Auteurs: Cyril Lieron & Benoit Dahan

Dessinateur: Benoit Dahan

Editeur: Ankama

Pages: 48

 

Cette bande dessinée est, comme son nom l’indique, une invitation Dans la tête de Sherlock Holmes. Le lecteur peut littéralement suivre le fil rouges des pensées du célèbre détective qui fourmillent de détails et de connexions plus ou moins farfelues.

Dès l’arrivée d’un ami médecin du Dr Watson au 221B Baker Street, retrouvé errant en pleine nuit l’air hagard, le cerveau de Holmes se met en marche et nous entraîne dans un dédale complexe et pourtant logique de réflexions et de déductions. Cette Affaire du Ticket Scandaleux est une enquête inédite auréolée de mystères orientaux digne hommage à Sir Doyle et son héros.
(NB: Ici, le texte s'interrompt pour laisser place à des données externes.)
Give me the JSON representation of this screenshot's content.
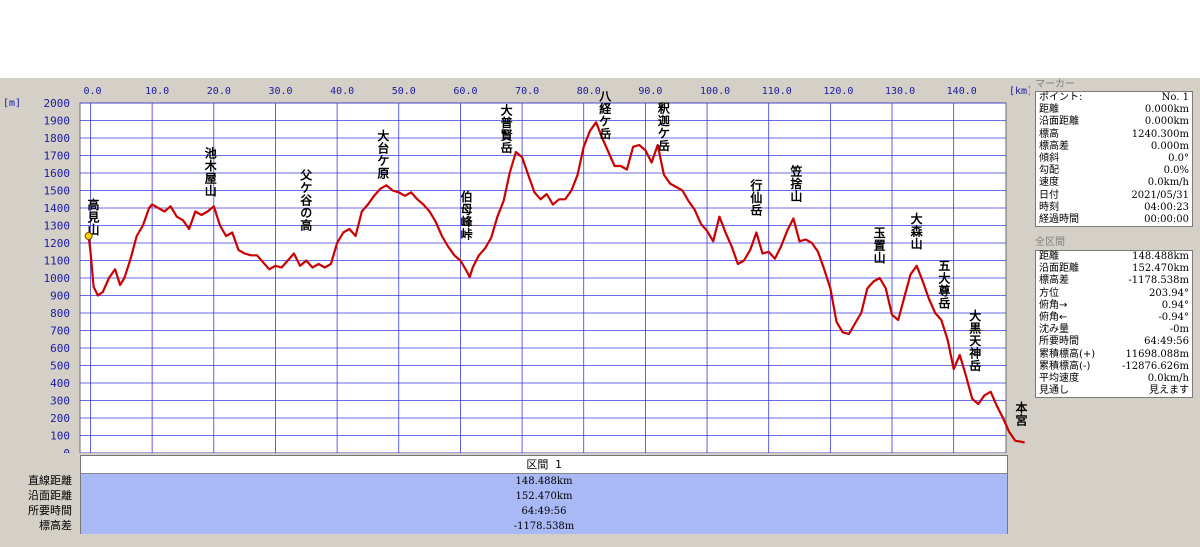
{
  "chart_data": {
    "type": "line",
    "x_unit": "[km]",
    "y_unit": "[m]",
    "xlim": [
      -1.7,
      148.488
    ],
    "ylim": [
      0,
      2000
    ],
    "x_ticks": [
      0,
      10,
      20,
      30,
      40,
      50,
      60,
      70,
      80,
      90,
      100,
      110,
      120,
      130,
      140
    ],
    "x_tick_labels": [
      "0.0",
      "10.0",
      "20.0",
      "30.0",
      "40.0",
      "50.0",
      "60.0",
      "70.0",
      "80.0",
      "90.0",
      "100.0",
      "110.0",
      "120.0",
      "130.0",
      "140.0"
    ],
    "y_ticks": [
      0,
      100,
      200,
      300,
      400,
      500,
      600,
      700,
      800,
      900,
      1000,
      1100,
      1200,
      1300,
      1400,
      1500,
      1600,
      1700,
      1800,
      1900,
      2000
    ],
    "grid": true,
    "line_color": "#cc0000",
    "series": [
      {
        "points": [
          [
            -0.3,
            1240
          ],
          [
            0,
            1150
          ],
          [
            0.5,
            950
          ],
          [
            1.2,
            900
          ],
          [
            2,
            920
          ],
          [
            3,
            1000
          ],
          [
            4,
            1050
          ],
          [
            4.8,
            960
          ],
          [
            5.5,
            1000
          ],
          [
            6.5,
            1110
          ],
          [
            7.5,
            1240
          ],
          [
            8.5,
            1300
          ],
          [
            9.5,
            1400
          ],
          [
            10,
            1420
          ],
          [
            11,
            1400
          ],
          [
            12,
            1380
          ],
          [
            13,
            1410
          ],
          [
            14,
            1350
          ],
          [
            15,
            1330
          ],
          [
            16,
            1280
          ],
          [
            17,
            1380
          ],
          [
            18,
            1360
          ],
          [
            19,
            1380
          ],
          [
            20,
            1410
          ],
          [
            21,
            1300
          ],
          [
            22,
            1240
          ],
          [
            23,
            1260
          ],
          [
            24,
            1160
          ],
          [
            25,
            1140
          ],
          [
            26,
            1130
          ],
          [
            27,
            1130
          ],
          [
            28,
            1090
          ],
          [
            29,
            1050
          ],
          [
            30,
            1070
          ],
          [
            31,
            1060
          ],
          [
            32,
            1100
          ],
          [
            33,
            1140
          ],
          [
            34,
            1070
          ],
          [
            35,
            1100
          ],
          [
            36,
            1060
          ],
          [
            37,
            1080
          ],
          [
            38,
            1060
          ],
          [
            39,
            1080
          ],
          [
            40,
            1200
          ],
          [
            41,
            1260
          ],
          [
            42,
            1280
          ],
          [
            43,
            1240
          ],
          [
            44,
            1380
          ],
          [
            45,
            1420
          ],
          [
            46,
            1470
          ],
          [
            47,
            1510
          ],
          [
            48,
            1530
          ],
          [
            49,
            1500
          ],
          [
            50,
            1490
          ],
          [
            51,
            1470
          ],
          [
            52,
            1490
          ],
          [
            53,
            1450
          ],
          [
            54,
            1420
          ],
          [
            55,
            1380
          ],
          [
            56,
            1320
          ],
          [
            57,
            1240
          ],
          [
            58,
            1180
          ],
          [
            59,
            1130
          ],
          [
            60,
            1100
          ],
          [
            61,
            1040
          ],
          [
            61.5,
            1005
          ],
          [
            62,
            1060
          ],
          [
            63,
            1130
          ],
          [
            64,
            1170
          ],
          [
            65,
            1230
          ],
          [
            66,
            1350
          ],
          [
            67,
            1440
          ],
          [
            68,
            1600
          ],
          [
            69,
            1720
          ],
          [
            70,
            1690
          ],
          [
            71,
            1590
          ],
          [
            72,
            1490
          ],
          [
            73,
            1450
          ],
          [
            74,
            1480
          ],
          [
            75,
            1420
          ],
          [
            76,
            1450
          ],
          [
            77,
            1450
          ],
          [
            78,
            1500
          ],
          [
            79,
            1590
          ],
          [
            80,
            1750
          ],
          [
            81,
            1840
          ],
          [
            82,
            1890
          ],
          [
            83,
            1800
          ],
          [
            84,
            1720
          ],
          [
            85,
            1640
          ],
          [
            86,
            1640
          ],
          [
            87,
            1620
          ],
          [
            88,
            1750
          ],
          [
            89,
            1760
          ],
          [
            90,
            1730
          ],
          [
            91,
            1660
          ],
          [
            92,
            1760
          ],
          [
            93,
            1590
          ],
          [
            94,
            1540
          ],
          [
            95,
            1520
          ],
          [
            96,
            1500
          ],
          [
            97,
            1440
          ],
          [
            98,
            1390
          ],
          [
            99,
            1310
          ],
          [
            100,
            1270
          ],
          [
            101,
            1210
          ],
          [
            102,
            1350
          ],
          [
            103,
            1260
          ],
          [
            104,
            1180
          ],
          [
            105,
            1080
          ],
          [
            106,
            1100
          ],
          [
            107,
            1160
          ],
          [
            108,
            1260
          ],
          [
            109,
            1140
          ],
          [
            110,
            1150
          ],
          [
            111,
            1110
          ],
          [
            112,
            1180
          ],
          [
            113,
            1270
          ],
          [
            114,
            1340
          ],
          [
            115,
            1210
          ],
          [
            116,
            1220
          ],
          [
            117,
            1200
          ],
          [
            118,
            1150
          ],
          [
            119,
            1050
          ],
          [
            120,
            940
          ],
          [
            121,
            750
          ],
          [
            122,
            690
          ],
          [
            123,
            680
          ],
          [
            124,
            740
          ],
          [
            125,
            800
          ],
          [
            126,
            940
          ],
          [
            127,
            980
          ],
          [
            128,
            1000
          ],
          [
            129,
            940
          ],
          [
            130,
            790
          ],
          [
            131,
            760
          ],
          [
            132,
            890
          ],
          [
            133,
            1020
          ],
          [
            134,
            1070
          ],
          [
            135,
            980
          ],
          [
            136,
            880
          ],
          [
            137,
            800
          ],
          [
            138,
            760
          ],
          [
            139,
            650
          ],
          [
            140,
            480
          ],
          [
            141,
            560
          ],
          [
            142,
            440
          ],
          [
            143,
            310
          ],
          [
            144,
            280
          ],
          [
            145,
            330
          ],
          [
            146,
            350
          ],
          [
            147,
            270
          ],
          [
            148,
            200
          ],
          [
            149,
            120
          ],
          [
            150,
            70
          ],
          [
            150.8,
            65
          ],
          [
            151.5,
            60
          ]
        ]
      }
    ],
    "peaks": [
      {
        "name": "高見山",
        "x": 0.5,
        "y": 1395
      },
      {
        "name": "池木屋山",
        "x": 19.5,
        "y": 1688
      },
      {
        "name": "父ケ谷の高",
        "x": 35,
        "y": 1563
      },
      {
        "name": "大台ケ原",
        "x": 47.5,
        "y": 1790
      },
      {
        "name": "伯母峰峠",
        "x": 61,
        "y": 1440
      },
      {
        "name": "大普賢岳",
        "x": 67.5,
        "y": 1935
      },
      {
        "name": "八経ケ岳",
        "x": 83.5,
        "y": 2015
      },
      {
        "name": "釈迦ケ岳",
        "x": 93,
        "y": 1945
      },
      {
        "name": "行仙岳",
        "x": 108,
        "y": 1505
      },
      {
        "name": "笠捨山",
        "x": 114.5,
        "y": 1585
      },
      {
        "name": "玉置山",
        "x": 128,
        "y": 1235
      },
      {
        "name": "大森山",
        "x": 134,
        "y": 1315
      },
      {
        "name": "五大尊岳",
        "x": 138.5,
        "y": 1045
      },
      {
        "name": "大黒天神岳",
        "x": 143.5,
        "y": 760
      },
      {
        "name": "本宮",
        "x": 151,
        "y": 235
      }
    ]
  },
  "section": {
    "header": "区間 1",
    "labels": [
      "直線距離",
      "沿面距離",
      "所要時間",
      "標高差"
    ],
    "values": [
      "148.488km",
      "152.470km",
      "64:49:56",
      "-1178.538m"
    ]
  },
  "marker_panel": {
    "title": "マーカー",
    "rows": [
      {
        "k": "ポイント:",
        "v": "No. 1"
      },
      {
        "k": "距離",
        "v": "0.000km"
      },
      {
        "k": "沿面距離",
        "v": "0.000km"
      },
      {
        "k": "標高",
        "v": "1240.300m"
      },
      {
        "k": "標高差",
        "v": "0.000m"
      },
      {
        "k": "傾斜",
        "v": "0.0°"
      },
      {
        "k": "勾配",
        "v": "0.0%"
      },
      {
        "k": "速度",
        "v": "0.0km/h"
      },
      {
        "k": "日付",
        "v": "2021/05/31"
      },
      {
        "k": "時刻",
        "v": "04:00:23"
      },
      {
        "k": "経過時間",
        "v": "00:00:00"
      }
    ]
  },
  "total_panel": {
    "title": "全区間",
    "rows": [
      {
        "k": "距離",
        "v": "148.488km"
      },
      {
        "k": "沿面距離",
        "v": "152.470km"
      },
      {
        "k": "標高差",
        "v": "-1178.538m"
      },
      {
        "k": "方位",
        "v": "203.94°"
      },
      {
        "k": "俯角→",
        "v": "0.94°"
      },
      {
        "k": "俯角←",
        "v": "-0.94°"
      },
      {
        "k": "沈み量",
        "v": "-0m"
      },
      {
        "k": "所要時間",
        "v": "64:49:56"
      },
      {
        "k": "累積標高(+)",
        "v": "11698.088m"
      },
      {
        "k": "累積標高(-)",
        "v": "-12876.626m"
      },
      {
        "k": "平均速度",
        "v": "0.0km/h"
      },
      {
        "k": "見通し",
        "v": "見えます"
      }
    ]
  }
}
La mise en page dynamique est particulièrement intéressante et se fait l’expression visuelle des pensées de Holmes dans un découpage particulièrement pertinent. Le design original, correspond parfaitement à l’ambiance; le choix des couleurs sépia colle lui à l’époque et donne à cette BD un petit côté rétro bienvenu et complètement raccord. L’ensemble est un petit bijou qui laisse dans l’attente insoutenable de la suite et fin de l’enquête.
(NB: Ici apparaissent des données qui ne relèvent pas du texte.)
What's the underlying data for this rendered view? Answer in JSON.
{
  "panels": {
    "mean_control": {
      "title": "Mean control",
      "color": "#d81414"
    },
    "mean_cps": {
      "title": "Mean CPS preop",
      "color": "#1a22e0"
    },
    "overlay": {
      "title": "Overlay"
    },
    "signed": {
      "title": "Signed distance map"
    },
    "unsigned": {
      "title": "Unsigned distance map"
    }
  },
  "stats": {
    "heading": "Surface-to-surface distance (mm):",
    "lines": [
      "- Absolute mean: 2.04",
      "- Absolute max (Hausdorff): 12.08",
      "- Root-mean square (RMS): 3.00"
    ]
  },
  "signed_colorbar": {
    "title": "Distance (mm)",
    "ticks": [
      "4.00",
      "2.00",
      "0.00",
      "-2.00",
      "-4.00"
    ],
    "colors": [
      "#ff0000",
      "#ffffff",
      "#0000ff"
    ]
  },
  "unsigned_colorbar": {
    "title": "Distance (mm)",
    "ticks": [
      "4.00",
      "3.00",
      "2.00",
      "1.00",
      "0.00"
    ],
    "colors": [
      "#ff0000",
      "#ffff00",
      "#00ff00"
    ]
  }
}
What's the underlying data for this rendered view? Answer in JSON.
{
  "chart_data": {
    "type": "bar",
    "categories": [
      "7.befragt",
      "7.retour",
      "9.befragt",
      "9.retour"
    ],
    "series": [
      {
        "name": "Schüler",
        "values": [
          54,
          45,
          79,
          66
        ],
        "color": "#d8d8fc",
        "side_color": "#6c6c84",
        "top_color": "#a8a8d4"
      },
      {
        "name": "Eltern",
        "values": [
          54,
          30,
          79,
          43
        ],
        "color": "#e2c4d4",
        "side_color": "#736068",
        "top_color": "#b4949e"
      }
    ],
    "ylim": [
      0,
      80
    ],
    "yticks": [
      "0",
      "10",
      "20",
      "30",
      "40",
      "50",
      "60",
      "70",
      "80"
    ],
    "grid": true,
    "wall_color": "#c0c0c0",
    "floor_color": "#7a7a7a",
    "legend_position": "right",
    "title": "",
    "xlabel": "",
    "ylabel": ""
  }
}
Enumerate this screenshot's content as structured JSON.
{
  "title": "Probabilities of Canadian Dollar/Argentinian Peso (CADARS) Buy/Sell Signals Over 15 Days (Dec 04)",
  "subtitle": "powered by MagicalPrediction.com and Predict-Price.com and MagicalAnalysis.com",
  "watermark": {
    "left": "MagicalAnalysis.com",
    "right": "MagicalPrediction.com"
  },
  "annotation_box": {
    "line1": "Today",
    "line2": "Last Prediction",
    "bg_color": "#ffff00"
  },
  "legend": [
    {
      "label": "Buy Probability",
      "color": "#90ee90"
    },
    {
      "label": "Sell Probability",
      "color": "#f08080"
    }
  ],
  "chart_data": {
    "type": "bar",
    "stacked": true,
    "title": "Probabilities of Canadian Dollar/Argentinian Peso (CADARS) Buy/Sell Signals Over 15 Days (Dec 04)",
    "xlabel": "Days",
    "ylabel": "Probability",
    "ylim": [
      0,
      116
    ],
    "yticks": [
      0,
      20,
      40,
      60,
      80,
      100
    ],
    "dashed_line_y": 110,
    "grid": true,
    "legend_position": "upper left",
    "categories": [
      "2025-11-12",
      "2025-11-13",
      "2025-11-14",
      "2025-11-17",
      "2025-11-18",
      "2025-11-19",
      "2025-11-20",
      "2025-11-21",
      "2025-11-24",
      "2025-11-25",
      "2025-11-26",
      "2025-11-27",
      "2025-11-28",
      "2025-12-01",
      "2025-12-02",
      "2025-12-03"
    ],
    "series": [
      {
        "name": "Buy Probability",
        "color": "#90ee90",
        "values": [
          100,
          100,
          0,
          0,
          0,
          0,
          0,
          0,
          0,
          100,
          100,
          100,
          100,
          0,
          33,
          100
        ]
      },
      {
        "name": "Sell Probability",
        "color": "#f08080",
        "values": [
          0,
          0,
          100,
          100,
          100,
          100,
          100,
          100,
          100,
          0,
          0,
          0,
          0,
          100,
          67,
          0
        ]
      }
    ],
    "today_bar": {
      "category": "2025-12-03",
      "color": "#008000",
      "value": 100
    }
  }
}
Un simple diagnostic médical du Dr Watson se révèle être bien plus que cela. La découverte d’une poudre mystérieuse sur des vêtements et d’un ticket de spectacle très particulier amène Sherlock Holmes à penser que le patient n’est pas l’unique victime d’un complot de grande ampleur…

BD/manga

Culottées – Des femmes qui ne font que ce qu’elles veulent 2

Auteure/ Illustratrice: Pénélope Bagieu

Editeur: Gallimard

Collection: Bande Dessinée

Pages: 165

 

Il y a plus d’un an que j’ai lu le tome 1 des Culottées de Pénélope Bagieu et c’est avec autant de plaisir que j’ai lu les pages de ce tome 2 tout aussi fort. Cependant, si le plaisir est présent, je dois bien reconnaître que certains portraits sont difficiles à lire; je pense notamment à Phulan Devi, dont la mort m’est apparue comme une libération. Je n’arrive toujours pas à me remettre de toutes les horreurs qu’elle a traversé… et elle a pourtant su à chaque fois se relever.
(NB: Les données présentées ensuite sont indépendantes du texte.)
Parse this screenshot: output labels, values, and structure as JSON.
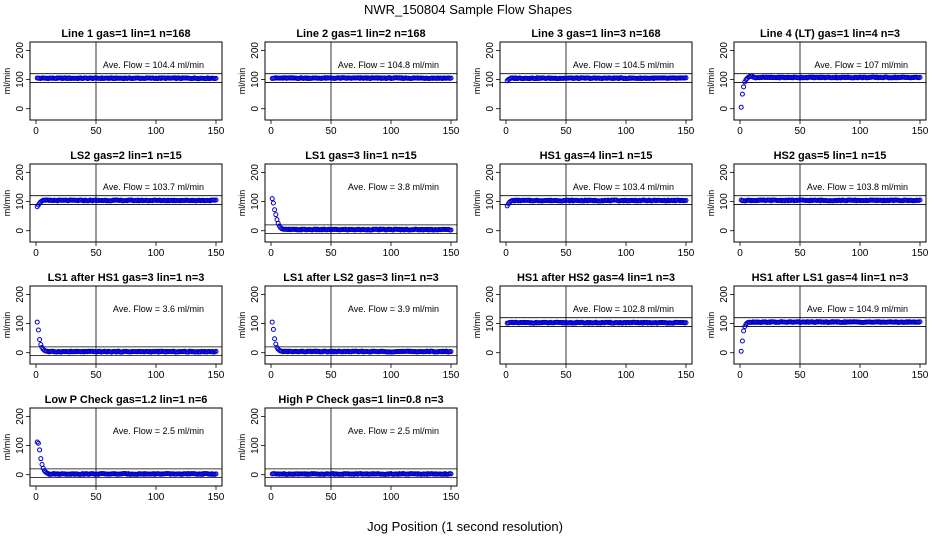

Une fois de plus, Pénélope Bagieu dresse le portrait de quinze femmes de tout horizons, de toutes classes sociales, qui ont su garder confiance en elles, se battre pour leurs valeurs, leurs idéaux, ne pas laisser les hommes les dominer, écraser leurs ambitions, les détruire… Le ton se veut drôle sans pour autant rire des situations les plus cruelles. Les Culottées sont des femmes incroyables qui méritent d’être (re)connues pour leurs combats, leurs parcours, leurs vies. Elles sont scientifiques, artistes, engagées, de couleurs et de religions différentes, mais toutes ont sûr s’élever au-dessus de la condition de femme dans laquelle la société voulait les enfermer.

Rappeuse afghane ou astronaute, reine des bandits ou volcanologue, inventrice ou journaliste d’investigation, les Culottées ne renoncent jamais. Quinze nouveaux portraits de femmes qui ont bravé tous les obstacles pour mener la vie de leur choix.